I've come up with a chunking solution for those extra large matrices that dist() can't handle, which I'm posting here in case anyone else finds it helpful (or finds fault with it, please!). It is significantly slower than dist(), but that is kind of irrelevant, since it should only ever be used when dist() throws an error - usually one of the following:
"Error in double(N * (N - 1)/2) : vector size specified is too large"
"Error: cannot allocate vector of size 6.0 Gb"
"Error: negative length vectors are not allowed"
The function calculates the mean distance for the matrix, but you can change that to anything else, but in case you want to actually save the matrix I believe some sort of filebacked bigmemory matrix is in order.. Kudos to link for the idea and Ari for his help!

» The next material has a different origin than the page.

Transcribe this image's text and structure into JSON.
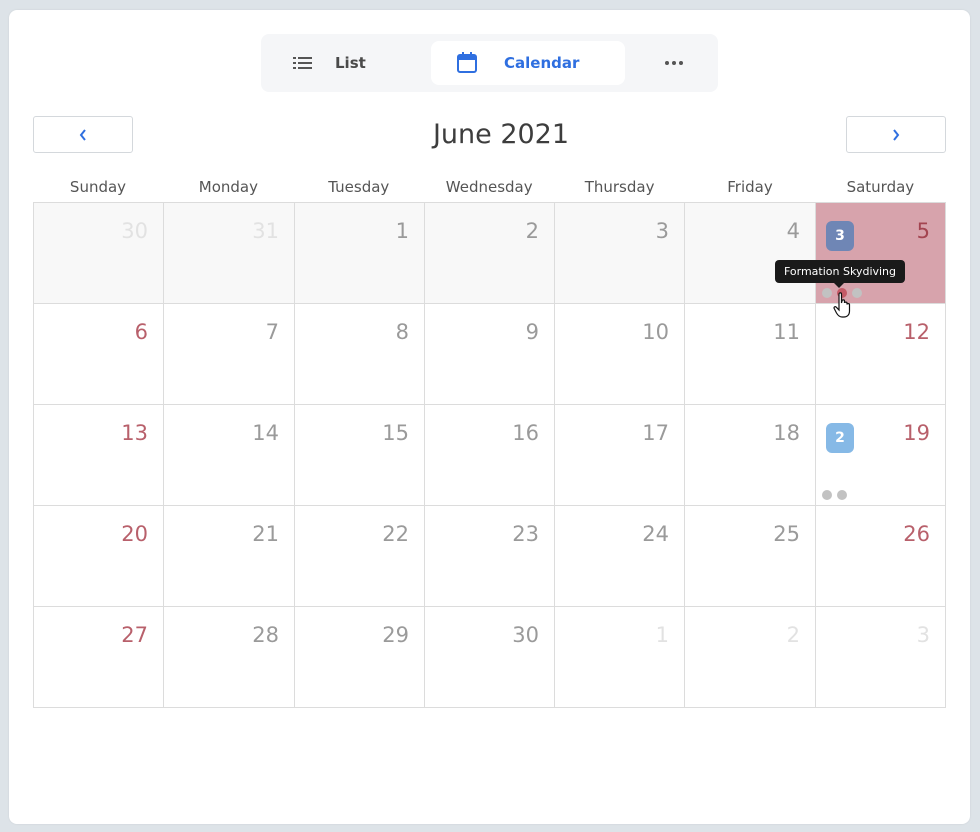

FunDistanceMatrixChunking <- function (df, blockSize=100){
n <- nrow(df)
blocks <- n %/% blockSize
if((n %% blockSize) > 0)blocks <- blocks + 1
chunk.means <- matrix(NA, nrow=blocks*(blocks+1)/2, ncol= 2)
dex <- 1:blockSize
chunk <- 0
for(i in 1:blocks){
p <- dex + (i-1)*blockSize
lex <- (blockSize+1):(2*blockSize)
lex <- lex[p<= n]
p <- p[p<= n]
for(j in 1:blocks){
q <- dex +(j-1)*blockSize
q <- q[q<=n]
if (i == j) {
chunk <- chunk+1
x <- dist(df[p,])
chunk.means[chunk,] <- c(length(x), mean(x))}
if ( i > j) {
chunk <- chunk+1
x <- as.matrix(dist(df[c(q,p),]))[lex,dex]

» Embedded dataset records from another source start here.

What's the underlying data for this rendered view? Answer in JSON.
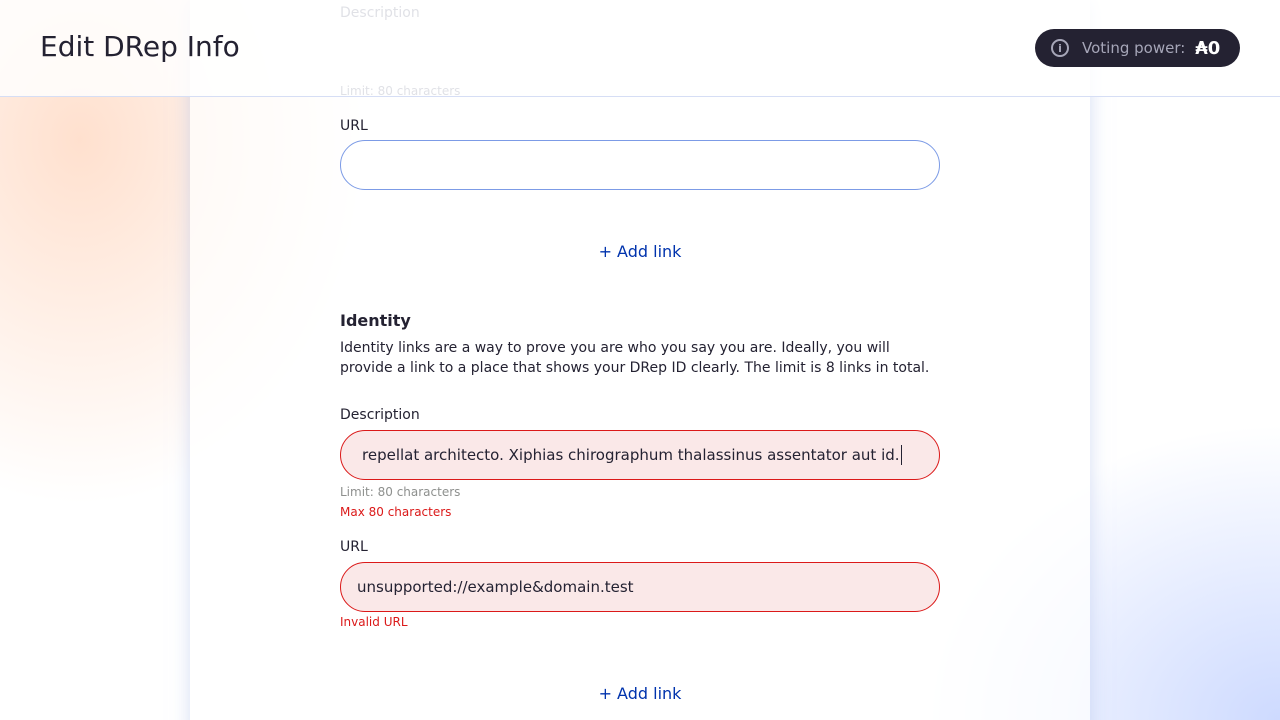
{
  "header": {
    "title": "Edit DRep Info",
    "voting_power_label": "Voting power:",
    "voting_power_value": "₳0"
  },
  "prev_link": {
    "description_label": "Description",
    "limit_hint": "Limit: 80 characters",
    "url_label": "URL",
    "url_value": ""
  },
  "add_link_label": "+ Add link",
  "identity": {
    "title": "Identity",
    "text": "Identity links are a way to prove you are who you say you are. Ideally, you will provide a link to a place that shows your DRep ID clearly. The limit is 8 links in total.",
    "description_label": "Description",
    "description_value": "repellat architecto. Xiphias chirographum thalassinus assentator aut id.",
    "limit_hint": "Limit: 80 characters",
    "description_error": "Max 80 characters",
    "url_label": "URL",
    "url_value": "unsupported://example&domain.test",
    "url_error": "Invalid URL"
  },
  "colors": {
    "accent": "#0033ad",
    "error": "#db1919",
    "error_bg": "#fae8e8",
    "focus_border": "#7c9be6",
    "dark": "#242232"
  }
}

chunk.means[chunk,] <- c(length(x), mean(x))}
}
}
mean <- weighted.mean(chunk.means[,2], chunk.means[,1])
return(mean)
}
df <- cbind(var1=rnorm(1000), var2=rnorm(1000))
mean(dist(df))
FunDistanceMatrixChunking(df, blockSize=100)
Not sure whether I should have posted this as an edit, instead of an answer.. It does solve my problem, although I didn't really specify it this way..